Mark to market or mark to model profits under IAS 39

In respect of the inclusion of unrealised mark to market or mark to model profits under IAS 39, which were alleged to be inconsistent with the European Directive and therefore unable to show a true and fair view by Mr Bompas, Mr Moore points out that the new European Accounting Directive (2013/34/EU) expressly permits a deviation in the recognition of profits when fair value accounting is used. Furthermore such deviation has also made its way in UK legislation under the Accounts Regulations (paragraph 40 of S.I. 2008/410).

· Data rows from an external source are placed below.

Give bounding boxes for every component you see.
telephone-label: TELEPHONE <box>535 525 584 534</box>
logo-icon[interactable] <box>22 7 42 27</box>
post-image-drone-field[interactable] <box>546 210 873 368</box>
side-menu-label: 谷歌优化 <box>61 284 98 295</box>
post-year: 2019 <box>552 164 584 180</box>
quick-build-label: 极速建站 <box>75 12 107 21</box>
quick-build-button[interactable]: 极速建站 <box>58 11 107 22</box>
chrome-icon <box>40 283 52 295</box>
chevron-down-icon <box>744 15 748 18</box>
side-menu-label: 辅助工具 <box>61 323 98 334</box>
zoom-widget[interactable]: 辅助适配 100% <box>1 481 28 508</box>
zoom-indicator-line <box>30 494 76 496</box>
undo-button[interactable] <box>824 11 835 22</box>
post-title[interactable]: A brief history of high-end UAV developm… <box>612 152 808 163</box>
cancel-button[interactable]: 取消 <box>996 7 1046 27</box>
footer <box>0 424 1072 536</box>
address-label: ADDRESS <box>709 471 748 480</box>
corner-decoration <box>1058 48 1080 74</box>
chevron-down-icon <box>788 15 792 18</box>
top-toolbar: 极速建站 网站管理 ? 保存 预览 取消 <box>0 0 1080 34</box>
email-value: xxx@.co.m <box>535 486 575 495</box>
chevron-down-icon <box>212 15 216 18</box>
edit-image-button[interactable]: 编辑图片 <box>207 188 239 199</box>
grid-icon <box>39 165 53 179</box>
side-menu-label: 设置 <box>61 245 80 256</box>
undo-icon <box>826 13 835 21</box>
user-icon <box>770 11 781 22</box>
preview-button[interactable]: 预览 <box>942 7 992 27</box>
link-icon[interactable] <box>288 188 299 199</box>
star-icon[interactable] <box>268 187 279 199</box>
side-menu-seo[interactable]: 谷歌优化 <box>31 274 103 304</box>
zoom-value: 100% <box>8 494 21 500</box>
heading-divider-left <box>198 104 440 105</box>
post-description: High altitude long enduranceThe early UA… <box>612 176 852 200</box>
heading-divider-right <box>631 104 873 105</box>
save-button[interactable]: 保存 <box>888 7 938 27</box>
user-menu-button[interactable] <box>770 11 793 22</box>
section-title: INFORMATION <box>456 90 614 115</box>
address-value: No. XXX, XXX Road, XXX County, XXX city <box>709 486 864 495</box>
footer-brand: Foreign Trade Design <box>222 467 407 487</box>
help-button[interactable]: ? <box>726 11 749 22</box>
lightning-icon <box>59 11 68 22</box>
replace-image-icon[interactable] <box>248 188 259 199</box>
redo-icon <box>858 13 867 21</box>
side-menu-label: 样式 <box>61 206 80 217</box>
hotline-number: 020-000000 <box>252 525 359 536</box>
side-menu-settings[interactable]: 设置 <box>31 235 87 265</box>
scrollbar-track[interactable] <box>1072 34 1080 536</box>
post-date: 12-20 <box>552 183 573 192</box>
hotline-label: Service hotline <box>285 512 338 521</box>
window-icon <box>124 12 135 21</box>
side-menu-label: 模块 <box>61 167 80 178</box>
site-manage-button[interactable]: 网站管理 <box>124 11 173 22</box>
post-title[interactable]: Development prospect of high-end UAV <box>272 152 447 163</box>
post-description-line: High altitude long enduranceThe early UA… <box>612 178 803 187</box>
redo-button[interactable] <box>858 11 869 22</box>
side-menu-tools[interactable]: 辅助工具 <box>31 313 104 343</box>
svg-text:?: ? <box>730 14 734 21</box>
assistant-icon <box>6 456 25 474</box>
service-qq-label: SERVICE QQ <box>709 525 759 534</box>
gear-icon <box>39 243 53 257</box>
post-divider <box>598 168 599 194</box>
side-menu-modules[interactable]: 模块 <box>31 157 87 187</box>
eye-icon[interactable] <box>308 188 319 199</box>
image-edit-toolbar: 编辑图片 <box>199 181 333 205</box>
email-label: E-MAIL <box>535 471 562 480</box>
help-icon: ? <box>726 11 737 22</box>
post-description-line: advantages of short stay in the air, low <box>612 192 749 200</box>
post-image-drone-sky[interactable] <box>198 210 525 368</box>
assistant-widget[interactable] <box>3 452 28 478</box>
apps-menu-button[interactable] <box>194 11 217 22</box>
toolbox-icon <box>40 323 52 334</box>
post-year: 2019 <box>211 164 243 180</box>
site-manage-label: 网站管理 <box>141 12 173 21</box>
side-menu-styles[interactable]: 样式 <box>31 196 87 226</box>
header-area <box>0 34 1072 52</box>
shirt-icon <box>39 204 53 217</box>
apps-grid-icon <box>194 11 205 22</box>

The criticism of the approach to provisions under IAS 39 and other international standards which were alleged not to account for all foreseeable liabilities and likely losses irrespective of the time in which they arise, as required by the Fourth Directive then incorporated in UK GAAP, is also refuted by Mr Moore, whose conclusions point out that the Directive only refers to all liabilities arising in the course of the financial year concerned or of a previous one. The effect is that only liabilities that have arisen at the balance sheet date should be recognised while the consequences of future events that are speculative or hypothetical are not required to be recognised.

Finally the suggestion by Mr Bompas that IFRS may not allow a true and fair override facility is rejected by Mr Moore, who argues that IFRS allow departure from compliance, specifically in IAS 1 paragraph 19, where such compliance would be so misleading as to conflict with the objective set out in the Conceptual Framework, ie that accounts should be useful by being relevant, reliable, comparable and understandable. Mr Moore argues that, although the override contemplated by IAS 1 does not directly mention true and fair, or fair presentation, the intertwining of the concepts of usefulness and true and fair in IFRS effectively makes the option under paragraph 19 of IAS 1 a true and fair override.

On the basis of the legal advice received from Mr Moore the FRC has confirmed the legality of IFRS as a financial reporting framework adopted by UK entities and it has also confirmed that the concerns expressed by some investors in such respect are misconceived. The Department for Business has in the meantime expressed a similar view to dispel the doubts raised.